Nessa perspectiva, as atividades propostas dentro da disciplina visam à articulação dos conhecimentos adquiridos na disciplina de Física II e à reflexão sobre como e quais as metodologias podem utilizar para ensinar conceitos de calor e fluidos a seus futuros estudantes da Educação Básica.
A análise dos dados trazida neste trabalho provém de aula sobre a abordagem de ensino lúdico, em que a professora regente constrói um diálogo sobre tal a estratégia de ensino. Foram duas aulas e, nesse momento, trazemos a primeira aula, uma discussão de artigos científicos sobre a estratégia de ensino lúdico e realizar uma discussão acerca do entendimento dos autores sobre o lúdico e a contribuição desta estratégia no ensino de Física.
## Resultados e discussão: A aula sobre a abordagem de ensino a partir do lúdico
Nossa análise compreende um contexto de uma aula acerca do lúdico como abordagem de ensino. Fez-se um cruzamento de diálogos conforme fomos identificando os sistemas de atividades coletivas que mediavam as concepções próprias sobre a docência, tal como as mudanças e desenvolvimento dos sentidos atribuídos à futura docência. O cruzamento de diálogos desenvolve-se entre aluno A, aluna B, professora Regente, professora estagiária e o aluno W, e ocasionam um belo olhar para as contradições e possíveis ciclos expansivos na aprendizagem, dentro dos conceitos de Engeström.
Idealizamos construir episódios a partir da identificação de novas potencialidades proporcionadas pela reflexão trazida dentro da disciplina de Práticas de Ensino de Física II. Em vários momentos, podemos verificar que houveram muitos questionamentos e o afastamento de suas percepções prévias.
Na aula sobre a estratégia de ensino - o lúdico -, a professora Regente distribuiu artigos científicos que tratavam de aulas de Física que envolviam o lúdico e os alunos deveriam ler e destacar no texto o que os autores argumentavam em sua pesquisa para justificar a realização de uma atividade lúdica de ensino.
(...) vocês devem principalmente falar o objetivo e o que tu conseguiste entender por lúdico a partir desse artigo. Como é que eles desenvolveram essa atividade lúdica. (professora regente).

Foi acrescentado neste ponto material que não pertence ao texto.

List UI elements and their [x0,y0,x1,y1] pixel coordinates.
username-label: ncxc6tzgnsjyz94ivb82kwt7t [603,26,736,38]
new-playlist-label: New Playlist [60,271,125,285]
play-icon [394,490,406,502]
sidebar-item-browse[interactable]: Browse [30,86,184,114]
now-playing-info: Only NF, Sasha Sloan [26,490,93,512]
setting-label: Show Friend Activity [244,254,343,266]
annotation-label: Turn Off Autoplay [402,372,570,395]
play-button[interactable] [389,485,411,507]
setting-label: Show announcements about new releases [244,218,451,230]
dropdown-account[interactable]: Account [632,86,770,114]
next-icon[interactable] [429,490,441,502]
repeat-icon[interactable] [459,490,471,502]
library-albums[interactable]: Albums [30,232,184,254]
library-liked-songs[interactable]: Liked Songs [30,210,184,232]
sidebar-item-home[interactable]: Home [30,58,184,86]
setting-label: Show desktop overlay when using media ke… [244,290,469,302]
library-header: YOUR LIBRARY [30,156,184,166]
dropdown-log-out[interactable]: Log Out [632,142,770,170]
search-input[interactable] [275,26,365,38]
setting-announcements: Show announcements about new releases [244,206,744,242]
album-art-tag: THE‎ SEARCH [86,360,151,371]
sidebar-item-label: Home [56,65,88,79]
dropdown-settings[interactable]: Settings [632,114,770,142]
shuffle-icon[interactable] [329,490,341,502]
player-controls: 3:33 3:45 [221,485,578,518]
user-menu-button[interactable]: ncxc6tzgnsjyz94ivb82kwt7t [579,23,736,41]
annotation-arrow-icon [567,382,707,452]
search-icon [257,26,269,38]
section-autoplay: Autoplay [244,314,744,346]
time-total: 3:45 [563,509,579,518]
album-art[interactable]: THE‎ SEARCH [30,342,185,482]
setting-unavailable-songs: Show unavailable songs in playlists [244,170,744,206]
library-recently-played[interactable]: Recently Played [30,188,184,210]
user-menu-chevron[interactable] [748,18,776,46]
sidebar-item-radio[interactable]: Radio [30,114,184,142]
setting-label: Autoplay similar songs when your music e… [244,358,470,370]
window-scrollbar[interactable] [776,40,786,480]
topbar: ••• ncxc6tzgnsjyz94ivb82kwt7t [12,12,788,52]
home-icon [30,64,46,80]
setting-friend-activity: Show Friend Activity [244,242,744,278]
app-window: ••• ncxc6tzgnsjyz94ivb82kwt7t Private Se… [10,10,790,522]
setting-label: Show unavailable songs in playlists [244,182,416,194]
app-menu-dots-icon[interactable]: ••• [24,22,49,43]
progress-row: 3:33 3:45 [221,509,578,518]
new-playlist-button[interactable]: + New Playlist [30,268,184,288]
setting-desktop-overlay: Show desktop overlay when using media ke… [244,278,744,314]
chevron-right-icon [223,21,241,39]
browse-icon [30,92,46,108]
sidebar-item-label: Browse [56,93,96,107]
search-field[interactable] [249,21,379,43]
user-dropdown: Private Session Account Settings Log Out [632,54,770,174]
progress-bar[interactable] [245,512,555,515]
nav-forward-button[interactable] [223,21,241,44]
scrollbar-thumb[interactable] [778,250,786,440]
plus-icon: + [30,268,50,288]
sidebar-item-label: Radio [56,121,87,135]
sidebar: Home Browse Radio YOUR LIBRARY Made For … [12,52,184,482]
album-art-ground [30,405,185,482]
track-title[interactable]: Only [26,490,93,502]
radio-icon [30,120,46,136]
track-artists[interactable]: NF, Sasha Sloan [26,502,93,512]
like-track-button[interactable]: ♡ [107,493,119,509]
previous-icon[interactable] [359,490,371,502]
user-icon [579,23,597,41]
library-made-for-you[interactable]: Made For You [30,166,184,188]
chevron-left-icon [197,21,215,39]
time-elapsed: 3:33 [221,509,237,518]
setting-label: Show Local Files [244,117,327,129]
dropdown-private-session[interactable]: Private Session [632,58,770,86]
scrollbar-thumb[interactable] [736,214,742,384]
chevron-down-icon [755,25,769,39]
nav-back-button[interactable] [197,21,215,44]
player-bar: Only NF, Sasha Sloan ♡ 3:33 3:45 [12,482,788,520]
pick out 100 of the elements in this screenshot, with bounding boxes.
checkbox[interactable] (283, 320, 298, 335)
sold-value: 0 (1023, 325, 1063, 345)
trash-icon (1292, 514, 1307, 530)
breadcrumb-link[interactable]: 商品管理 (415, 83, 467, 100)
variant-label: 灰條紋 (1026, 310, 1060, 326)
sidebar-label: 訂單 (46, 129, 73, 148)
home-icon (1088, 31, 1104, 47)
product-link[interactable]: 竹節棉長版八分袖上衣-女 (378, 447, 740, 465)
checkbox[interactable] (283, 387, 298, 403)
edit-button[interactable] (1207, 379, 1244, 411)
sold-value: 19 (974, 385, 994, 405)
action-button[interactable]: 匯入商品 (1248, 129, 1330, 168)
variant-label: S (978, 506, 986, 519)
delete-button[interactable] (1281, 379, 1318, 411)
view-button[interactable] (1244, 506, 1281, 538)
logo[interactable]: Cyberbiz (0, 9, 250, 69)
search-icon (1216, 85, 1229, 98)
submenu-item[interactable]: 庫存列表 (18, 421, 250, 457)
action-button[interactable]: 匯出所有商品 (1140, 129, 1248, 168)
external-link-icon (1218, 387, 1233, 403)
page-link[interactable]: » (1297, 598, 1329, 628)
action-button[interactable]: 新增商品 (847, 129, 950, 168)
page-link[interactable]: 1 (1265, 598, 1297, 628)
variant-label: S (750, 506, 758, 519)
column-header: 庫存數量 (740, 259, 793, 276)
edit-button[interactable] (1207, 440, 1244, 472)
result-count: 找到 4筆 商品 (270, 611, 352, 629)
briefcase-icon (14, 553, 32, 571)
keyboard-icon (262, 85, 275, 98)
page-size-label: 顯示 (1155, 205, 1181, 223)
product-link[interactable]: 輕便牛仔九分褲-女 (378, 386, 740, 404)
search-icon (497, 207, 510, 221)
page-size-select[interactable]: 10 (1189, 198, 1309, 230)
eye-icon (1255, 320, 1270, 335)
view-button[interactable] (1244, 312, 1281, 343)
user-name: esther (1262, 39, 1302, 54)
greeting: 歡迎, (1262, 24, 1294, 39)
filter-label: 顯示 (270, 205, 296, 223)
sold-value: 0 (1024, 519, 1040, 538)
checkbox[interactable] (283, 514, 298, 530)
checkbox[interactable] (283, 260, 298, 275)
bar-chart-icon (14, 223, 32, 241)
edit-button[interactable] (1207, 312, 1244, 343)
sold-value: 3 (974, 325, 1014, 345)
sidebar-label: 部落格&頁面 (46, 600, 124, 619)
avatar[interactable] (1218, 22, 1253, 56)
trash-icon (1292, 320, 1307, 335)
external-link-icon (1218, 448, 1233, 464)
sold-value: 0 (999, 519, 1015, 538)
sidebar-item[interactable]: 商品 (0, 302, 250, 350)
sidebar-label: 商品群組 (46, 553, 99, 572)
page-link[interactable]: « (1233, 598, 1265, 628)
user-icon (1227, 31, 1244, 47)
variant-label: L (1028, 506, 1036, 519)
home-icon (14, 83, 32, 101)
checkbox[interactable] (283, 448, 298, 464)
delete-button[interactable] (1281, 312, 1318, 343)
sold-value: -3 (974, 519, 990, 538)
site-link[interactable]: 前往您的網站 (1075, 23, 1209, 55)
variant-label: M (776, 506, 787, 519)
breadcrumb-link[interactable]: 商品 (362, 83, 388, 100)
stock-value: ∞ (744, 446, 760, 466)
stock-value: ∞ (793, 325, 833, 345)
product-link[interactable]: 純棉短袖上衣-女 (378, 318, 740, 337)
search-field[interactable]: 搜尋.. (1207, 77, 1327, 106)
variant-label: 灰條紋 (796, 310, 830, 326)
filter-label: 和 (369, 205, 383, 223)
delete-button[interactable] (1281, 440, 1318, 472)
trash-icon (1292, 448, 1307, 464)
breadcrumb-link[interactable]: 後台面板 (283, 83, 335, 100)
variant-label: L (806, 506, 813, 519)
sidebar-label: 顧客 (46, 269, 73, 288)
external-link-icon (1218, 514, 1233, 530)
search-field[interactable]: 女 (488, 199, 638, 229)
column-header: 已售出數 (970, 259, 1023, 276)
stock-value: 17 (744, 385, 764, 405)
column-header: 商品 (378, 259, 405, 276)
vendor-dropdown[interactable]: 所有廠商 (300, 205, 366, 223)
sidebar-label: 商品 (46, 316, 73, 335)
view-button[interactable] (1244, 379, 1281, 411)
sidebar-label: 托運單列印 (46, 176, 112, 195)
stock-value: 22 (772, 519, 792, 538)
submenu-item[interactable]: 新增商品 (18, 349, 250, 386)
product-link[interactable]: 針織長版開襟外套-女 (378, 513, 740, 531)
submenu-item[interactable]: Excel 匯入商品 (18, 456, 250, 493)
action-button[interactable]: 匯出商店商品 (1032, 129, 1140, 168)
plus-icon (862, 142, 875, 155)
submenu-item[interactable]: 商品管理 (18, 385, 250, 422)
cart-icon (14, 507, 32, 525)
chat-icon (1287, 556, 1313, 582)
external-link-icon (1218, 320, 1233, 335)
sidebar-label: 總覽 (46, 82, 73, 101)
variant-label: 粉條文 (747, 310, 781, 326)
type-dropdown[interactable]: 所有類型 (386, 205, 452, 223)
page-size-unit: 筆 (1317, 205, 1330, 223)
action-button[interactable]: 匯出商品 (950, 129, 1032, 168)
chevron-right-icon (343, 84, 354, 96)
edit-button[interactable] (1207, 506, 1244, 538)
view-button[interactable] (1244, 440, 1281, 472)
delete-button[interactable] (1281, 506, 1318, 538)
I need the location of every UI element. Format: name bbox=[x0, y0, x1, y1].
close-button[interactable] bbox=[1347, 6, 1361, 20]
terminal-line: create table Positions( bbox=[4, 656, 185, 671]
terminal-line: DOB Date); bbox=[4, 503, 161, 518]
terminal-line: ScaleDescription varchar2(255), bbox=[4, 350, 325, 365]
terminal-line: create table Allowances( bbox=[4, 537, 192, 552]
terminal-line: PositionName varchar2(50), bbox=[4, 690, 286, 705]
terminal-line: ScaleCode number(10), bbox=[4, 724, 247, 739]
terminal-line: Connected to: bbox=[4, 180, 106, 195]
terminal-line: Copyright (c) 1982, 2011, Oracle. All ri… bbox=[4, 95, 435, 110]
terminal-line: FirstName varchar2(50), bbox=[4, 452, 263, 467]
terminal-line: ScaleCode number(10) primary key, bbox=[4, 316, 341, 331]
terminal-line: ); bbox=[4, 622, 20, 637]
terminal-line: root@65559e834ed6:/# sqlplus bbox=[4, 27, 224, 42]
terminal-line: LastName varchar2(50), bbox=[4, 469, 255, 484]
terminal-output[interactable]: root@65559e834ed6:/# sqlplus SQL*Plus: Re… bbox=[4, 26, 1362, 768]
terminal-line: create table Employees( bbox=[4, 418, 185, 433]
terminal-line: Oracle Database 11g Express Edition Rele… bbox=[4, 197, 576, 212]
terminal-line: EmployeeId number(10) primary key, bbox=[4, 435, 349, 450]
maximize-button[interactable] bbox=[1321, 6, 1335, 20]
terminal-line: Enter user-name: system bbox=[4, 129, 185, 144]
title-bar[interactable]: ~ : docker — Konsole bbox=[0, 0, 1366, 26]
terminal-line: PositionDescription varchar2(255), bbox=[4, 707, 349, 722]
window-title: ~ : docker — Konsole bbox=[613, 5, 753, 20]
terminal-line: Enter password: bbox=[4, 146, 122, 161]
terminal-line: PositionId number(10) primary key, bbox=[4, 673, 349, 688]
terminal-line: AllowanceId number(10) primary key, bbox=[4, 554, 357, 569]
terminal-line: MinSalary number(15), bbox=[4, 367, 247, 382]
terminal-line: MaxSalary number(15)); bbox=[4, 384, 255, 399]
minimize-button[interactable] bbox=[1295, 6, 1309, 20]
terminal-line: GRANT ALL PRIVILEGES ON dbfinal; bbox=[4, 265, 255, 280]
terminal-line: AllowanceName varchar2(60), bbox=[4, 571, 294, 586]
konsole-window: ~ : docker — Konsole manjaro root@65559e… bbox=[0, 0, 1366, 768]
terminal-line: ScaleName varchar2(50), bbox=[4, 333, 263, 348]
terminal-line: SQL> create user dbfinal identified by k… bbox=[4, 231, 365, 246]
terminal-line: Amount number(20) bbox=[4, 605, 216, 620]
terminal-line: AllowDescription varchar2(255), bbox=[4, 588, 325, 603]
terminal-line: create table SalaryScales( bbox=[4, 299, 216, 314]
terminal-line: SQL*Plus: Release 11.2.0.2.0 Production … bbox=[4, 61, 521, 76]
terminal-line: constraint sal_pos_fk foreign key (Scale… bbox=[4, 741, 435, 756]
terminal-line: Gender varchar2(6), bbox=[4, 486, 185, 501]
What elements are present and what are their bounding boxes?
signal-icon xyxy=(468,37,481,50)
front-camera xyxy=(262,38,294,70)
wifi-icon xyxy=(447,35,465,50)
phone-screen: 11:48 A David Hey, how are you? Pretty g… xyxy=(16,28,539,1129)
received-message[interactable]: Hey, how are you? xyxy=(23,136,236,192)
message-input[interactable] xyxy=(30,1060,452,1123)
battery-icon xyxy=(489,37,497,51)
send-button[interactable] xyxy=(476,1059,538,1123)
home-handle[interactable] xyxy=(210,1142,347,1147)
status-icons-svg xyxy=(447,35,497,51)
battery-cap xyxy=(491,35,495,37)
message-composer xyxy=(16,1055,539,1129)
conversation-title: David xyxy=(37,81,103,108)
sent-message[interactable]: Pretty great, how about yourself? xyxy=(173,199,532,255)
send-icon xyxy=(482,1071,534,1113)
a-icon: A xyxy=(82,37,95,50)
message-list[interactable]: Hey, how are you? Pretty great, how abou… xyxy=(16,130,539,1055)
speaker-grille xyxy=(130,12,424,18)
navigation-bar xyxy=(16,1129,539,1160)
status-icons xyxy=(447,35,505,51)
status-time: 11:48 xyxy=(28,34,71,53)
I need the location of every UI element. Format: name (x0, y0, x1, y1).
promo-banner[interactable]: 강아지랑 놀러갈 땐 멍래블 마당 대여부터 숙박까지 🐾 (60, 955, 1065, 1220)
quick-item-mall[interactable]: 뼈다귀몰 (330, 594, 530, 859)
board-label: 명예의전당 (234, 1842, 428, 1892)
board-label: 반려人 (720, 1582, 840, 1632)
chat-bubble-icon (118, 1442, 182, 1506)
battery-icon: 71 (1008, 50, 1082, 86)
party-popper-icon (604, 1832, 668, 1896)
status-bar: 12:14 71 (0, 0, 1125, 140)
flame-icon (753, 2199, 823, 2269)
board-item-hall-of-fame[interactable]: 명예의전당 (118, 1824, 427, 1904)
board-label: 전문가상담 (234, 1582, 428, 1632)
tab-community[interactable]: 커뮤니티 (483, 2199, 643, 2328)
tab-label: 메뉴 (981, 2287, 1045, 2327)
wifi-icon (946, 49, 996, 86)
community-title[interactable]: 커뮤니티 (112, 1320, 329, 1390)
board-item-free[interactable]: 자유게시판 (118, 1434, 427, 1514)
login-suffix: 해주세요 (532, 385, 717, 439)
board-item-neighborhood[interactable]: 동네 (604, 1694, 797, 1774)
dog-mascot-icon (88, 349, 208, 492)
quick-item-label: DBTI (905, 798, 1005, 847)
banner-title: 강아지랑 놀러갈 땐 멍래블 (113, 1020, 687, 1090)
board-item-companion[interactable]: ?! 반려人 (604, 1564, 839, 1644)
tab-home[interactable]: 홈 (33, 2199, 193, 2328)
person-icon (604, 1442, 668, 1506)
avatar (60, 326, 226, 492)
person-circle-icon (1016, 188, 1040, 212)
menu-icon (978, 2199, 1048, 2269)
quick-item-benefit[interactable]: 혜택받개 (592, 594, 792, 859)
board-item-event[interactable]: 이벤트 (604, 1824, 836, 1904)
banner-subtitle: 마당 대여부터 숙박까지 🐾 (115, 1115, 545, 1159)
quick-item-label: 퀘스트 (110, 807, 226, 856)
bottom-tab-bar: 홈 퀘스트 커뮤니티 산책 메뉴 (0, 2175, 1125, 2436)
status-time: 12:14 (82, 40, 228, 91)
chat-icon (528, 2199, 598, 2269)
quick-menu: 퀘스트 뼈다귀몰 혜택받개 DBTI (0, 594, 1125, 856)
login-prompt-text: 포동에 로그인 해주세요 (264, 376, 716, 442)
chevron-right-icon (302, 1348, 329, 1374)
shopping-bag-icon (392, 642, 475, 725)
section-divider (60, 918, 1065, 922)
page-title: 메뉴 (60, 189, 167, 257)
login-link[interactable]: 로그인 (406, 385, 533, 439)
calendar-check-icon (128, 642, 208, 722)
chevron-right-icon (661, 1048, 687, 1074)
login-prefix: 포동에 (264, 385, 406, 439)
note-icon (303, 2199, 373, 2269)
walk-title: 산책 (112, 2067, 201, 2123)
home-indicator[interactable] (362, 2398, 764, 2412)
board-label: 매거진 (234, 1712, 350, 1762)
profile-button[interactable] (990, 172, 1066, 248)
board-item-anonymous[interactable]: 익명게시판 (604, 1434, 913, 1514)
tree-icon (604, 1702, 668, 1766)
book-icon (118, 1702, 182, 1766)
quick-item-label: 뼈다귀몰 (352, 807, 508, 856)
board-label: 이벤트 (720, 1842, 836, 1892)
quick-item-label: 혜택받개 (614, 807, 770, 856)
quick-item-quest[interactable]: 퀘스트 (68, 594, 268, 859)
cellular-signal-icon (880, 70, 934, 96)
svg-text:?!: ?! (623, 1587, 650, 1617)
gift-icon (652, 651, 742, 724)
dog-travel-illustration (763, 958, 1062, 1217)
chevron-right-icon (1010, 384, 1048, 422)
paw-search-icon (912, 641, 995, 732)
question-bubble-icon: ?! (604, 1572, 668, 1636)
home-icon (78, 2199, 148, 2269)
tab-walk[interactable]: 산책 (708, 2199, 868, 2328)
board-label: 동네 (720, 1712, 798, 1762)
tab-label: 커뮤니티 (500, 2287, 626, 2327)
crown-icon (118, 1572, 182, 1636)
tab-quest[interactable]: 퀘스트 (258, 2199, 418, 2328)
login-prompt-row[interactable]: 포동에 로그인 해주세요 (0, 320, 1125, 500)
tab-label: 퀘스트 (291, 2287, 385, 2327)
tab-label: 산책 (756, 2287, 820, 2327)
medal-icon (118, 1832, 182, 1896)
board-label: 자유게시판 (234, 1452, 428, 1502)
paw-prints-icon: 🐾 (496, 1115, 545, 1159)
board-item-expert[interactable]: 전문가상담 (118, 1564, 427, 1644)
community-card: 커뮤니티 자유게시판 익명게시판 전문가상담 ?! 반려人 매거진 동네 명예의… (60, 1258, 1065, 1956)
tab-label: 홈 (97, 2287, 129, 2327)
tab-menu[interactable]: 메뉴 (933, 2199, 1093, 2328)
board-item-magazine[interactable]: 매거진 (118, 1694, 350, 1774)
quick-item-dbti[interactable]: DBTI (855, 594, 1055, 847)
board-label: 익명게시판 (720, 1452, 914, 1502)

Foram três artigos com propostas distintas. O primeiro artigo, lido pelo aluno A, tratava de uma atividade que desejava desenvolver o conceito sobre velocidade angular, o movimento circular, através de uma atividade em que os alunos seguram as mãos giram em torno de um ponto na quadra de futsal. O aluno A anotou algumas informações sobre o artigo:
Eu anotei aqui, se o estudante não se sente à vontade para participar então não pode ser considerado lúdico, é preciso que tanto o professor quanto o aluno sintam prazer no envolvimento com a atividade, porque ele comenta que, no meio disso, o professor também não tem que fazer por obrigação, pois vai acabar perdendo um propósito de ser lúdico, então tem uma harmonia entre professor e aluno para que a proposta seja efetivada. Tem dois tipos de lúdico, o lúdico livre que é tipo não tem definição do que tem que ser feito é aberto a criatividade ao alcance envolver esses, bem livres, liberdade de criação. (aluno A)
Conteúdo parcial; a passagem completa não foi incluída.